Reserve Bank of Australia has published a post-incident report for a real time payments outage in October.
The outage lasted from 7pm on October 12 into the early hours of October 13, and delayed hundreds of thousands of payments, some of which took more than five days to clear.
At the time, the bank said a change to the software that provisions its virtual servers experienced an “operational error”.
“This error triggered a process that disrupted a significant number of servers in a random pattern over a period of approximately 25 minutes," the RBA wrote in its post-incident report [pdf].
The scale of the outage was exacerbated by “a failure to comply with the RBA’s technology change management policy”, the review said, while “control gaps associated with the virtual server solution design contributed to the rapid propagation of the error.”
Redundancy features of the Reserve Bank Information Transfer System (RITS) and the Fast Settlement Service (FSS) kept some systems running, while “some services became unavailable and the resilience of the system was severely degraded."
“The scale and haphazard pattern of disruption significantly complicated the incident response”, the report said.
The report noted that there’s a lack of real-time monitoring of FSS transaction performance, noting it “took the RBA too long to determine the extent of settlement aborts occurring."
“The RBA will investigate, and where necessary implement, improvements to its monitoring that could have detected this and discuss options with NPP Australia as to whether its participant communication options can assist," the central bank said.

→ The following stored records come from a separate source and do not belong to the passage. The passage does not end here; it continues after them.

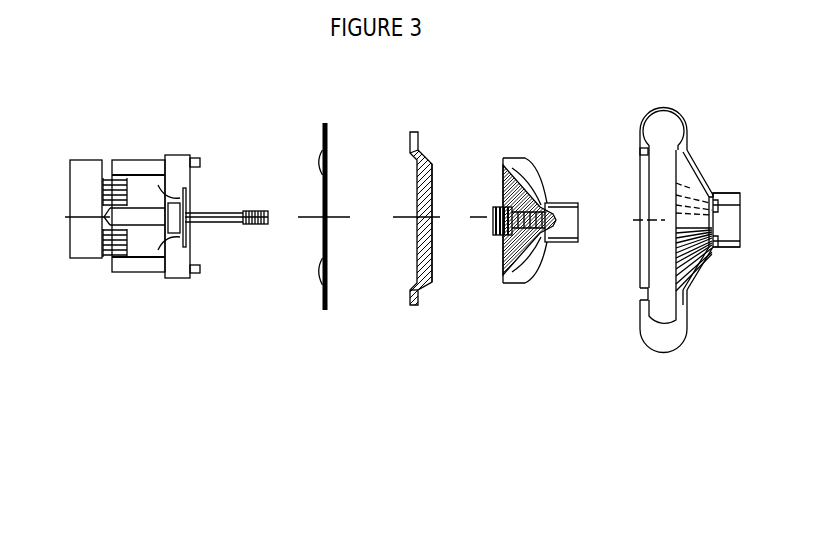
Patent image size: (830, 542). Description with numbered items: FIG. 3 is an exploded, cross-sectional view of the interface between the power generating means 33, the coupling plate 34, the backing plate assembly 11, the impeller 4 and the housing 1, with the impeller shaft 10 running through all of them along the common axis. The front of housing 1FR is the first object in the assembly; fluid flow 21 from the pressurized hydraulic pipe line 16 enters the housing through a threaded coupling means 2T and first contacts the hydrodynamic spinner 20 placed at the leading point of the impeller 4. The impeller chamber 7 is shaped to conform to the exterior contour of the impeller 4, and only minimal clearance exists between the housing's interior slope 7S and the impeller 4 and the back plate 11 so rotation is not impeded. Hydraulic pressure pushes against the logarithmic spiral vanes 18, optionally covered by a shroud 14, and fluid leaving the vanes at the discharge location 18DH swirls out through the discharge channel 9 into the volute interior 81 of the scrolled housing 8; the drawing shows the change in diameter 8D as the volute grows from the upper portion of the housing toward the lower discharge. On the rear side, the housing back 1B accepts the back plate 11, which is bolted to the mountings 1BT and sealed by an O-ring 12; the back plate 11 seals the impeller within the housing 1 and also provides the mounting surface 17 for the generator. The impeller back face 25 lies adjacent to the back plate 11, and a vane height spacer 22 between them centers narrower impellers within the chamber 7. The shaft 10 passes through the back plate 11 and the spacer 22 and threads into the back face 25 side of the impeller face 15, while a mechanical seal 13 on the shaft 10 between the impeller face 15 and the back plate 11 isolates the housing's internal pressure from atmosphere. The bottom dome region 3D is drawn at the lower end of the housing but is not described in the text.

The power generating means 33 is at (135, 210).
The impeller shaft 10 is at (238, 212).
The coupling plate 34 is at (325, 207).
The backing plate assembly 11 is at (418, 215).
The O-ring 12 is at (418, 156).
The vane height spacer 22 is at (432, 175).
The mounting surface 17 is at (410, 287).
The impeller 4 is at (539, 222).
The impeller face 15 is at (502, 178).
The vanes 18 is at (527, 163).
The shroud cover 14 is at (538, 183).
The mechanical seal 13 is at (500, 237).
The impeller back face 25 is at (503, 268).
The discharge location 18DH is at (513, 285).
The spinner 20 is at (580, 232).
The housing 1 is at (707, 231).
The change in diameter 8D is at (685, 126).
The discharge channel 9 is at (660, 151).
The mountings 1BT is at (641, 150).
The housing back 1B is at (640, 292).
The impeller chamber 7 is at (687, 185).
The front of housing 1FR is at (700, 184).
The pressurized hydraulic pipe line 16 is at (735, 212).
The fluid flow 21 is at (792, 227).
The coupling means 2T is at (741, 246).
The interior slope 7S is at (700, 266).
The volute interior 81 is at (690, 306).
The scrolled housing 8 is at (662, 337).
The bottom dome inner 3D is at (683, 325).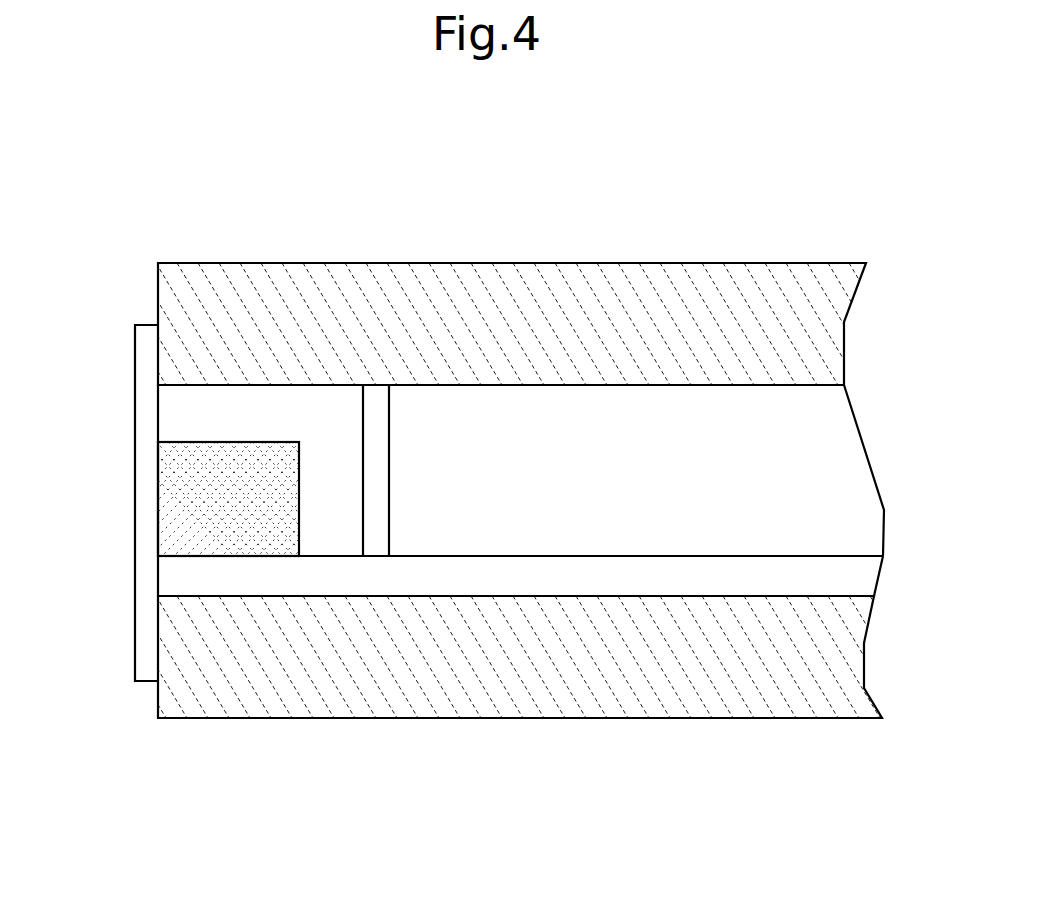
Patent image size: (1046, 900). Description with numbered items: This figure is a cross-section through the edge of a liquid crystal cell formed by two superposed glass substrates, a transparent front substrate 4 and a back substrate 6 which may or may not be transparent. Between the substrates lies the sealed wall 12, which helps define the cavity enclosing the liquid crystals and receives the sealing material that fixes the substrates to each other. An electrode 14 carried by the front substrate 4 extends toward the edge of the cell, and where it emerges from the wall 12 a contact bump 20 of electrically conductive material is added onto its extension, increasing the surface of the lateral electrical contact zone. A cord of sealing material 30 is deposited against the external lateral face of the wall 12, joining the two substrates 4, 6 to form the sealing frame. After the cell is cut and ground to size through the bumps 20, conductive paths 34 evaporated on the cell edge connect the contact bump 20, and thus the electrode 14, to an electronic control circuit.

The front substrate 4 is at (657, 290).
The back substrate 6 is at (835, 677).
The sealed wall 12 is at (521, 470).
The electrodes 14 is at (853, 582).
The contact bump 20 is at (234, 502).
The cord of sealing material 30 is at (318, 424).
The conductive paths 34 is at (147, 498).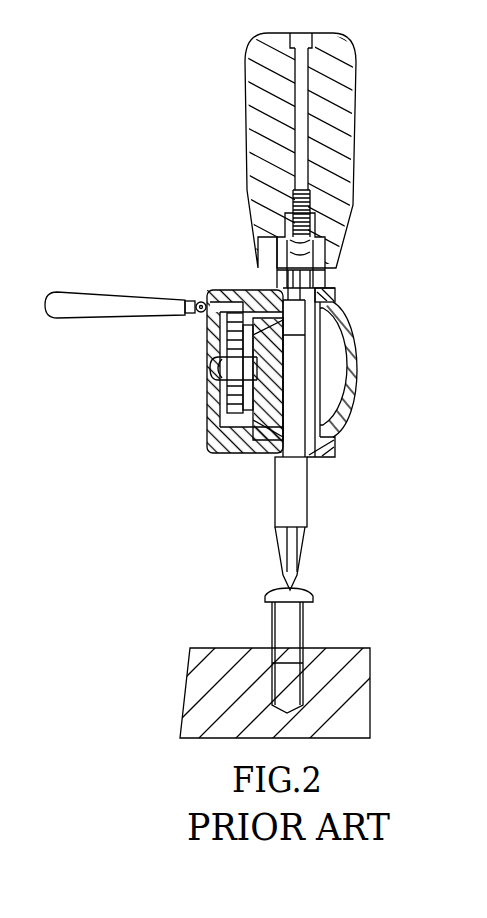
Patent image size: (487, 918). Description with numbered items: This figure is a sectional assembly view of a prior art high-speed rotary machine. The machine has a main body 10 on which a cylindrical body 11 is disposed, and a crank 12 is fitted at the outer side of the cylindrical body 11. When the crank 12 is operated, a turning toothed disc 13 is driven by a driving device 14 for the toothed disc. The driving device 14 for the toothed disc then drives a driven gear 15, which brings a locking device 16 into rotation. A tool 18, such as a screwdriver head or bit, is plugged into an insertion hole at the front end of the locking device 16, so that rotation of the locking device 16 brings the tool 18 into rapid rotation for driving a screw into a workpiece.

The main body 10 is at (356, 170).
The cylindrical body 11 is at (236, 290).
The crank 12 is at (86, 320).
The turning toothed disc 13 is at (208, 430).
The driving device for the toothed disc 14 is at (262, 432).
The driven gear 15 is at (272, 432).
The locking device 16 is at (300, 507).
The tool 18 is at (300, 572).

Recovery procedures will also be reviewed, because “observing the principle of ‘first do no harm’ likely prolonged the recovery time”.
More “timely” and “assertive” action restarting a component responsible for FSS settlements notifications would have helped, the report said.
Visibility was again cited as a problem: “If better information on the severity of the impact had been known, a more positive approach to system recovery may have been adopted earlier."
“This could have included self-suspension of the FSS [payment gateways] to halt NPP payments, which would have reduced the need to manage aborts and orchestrate subsequent retries and manual reconciliation.”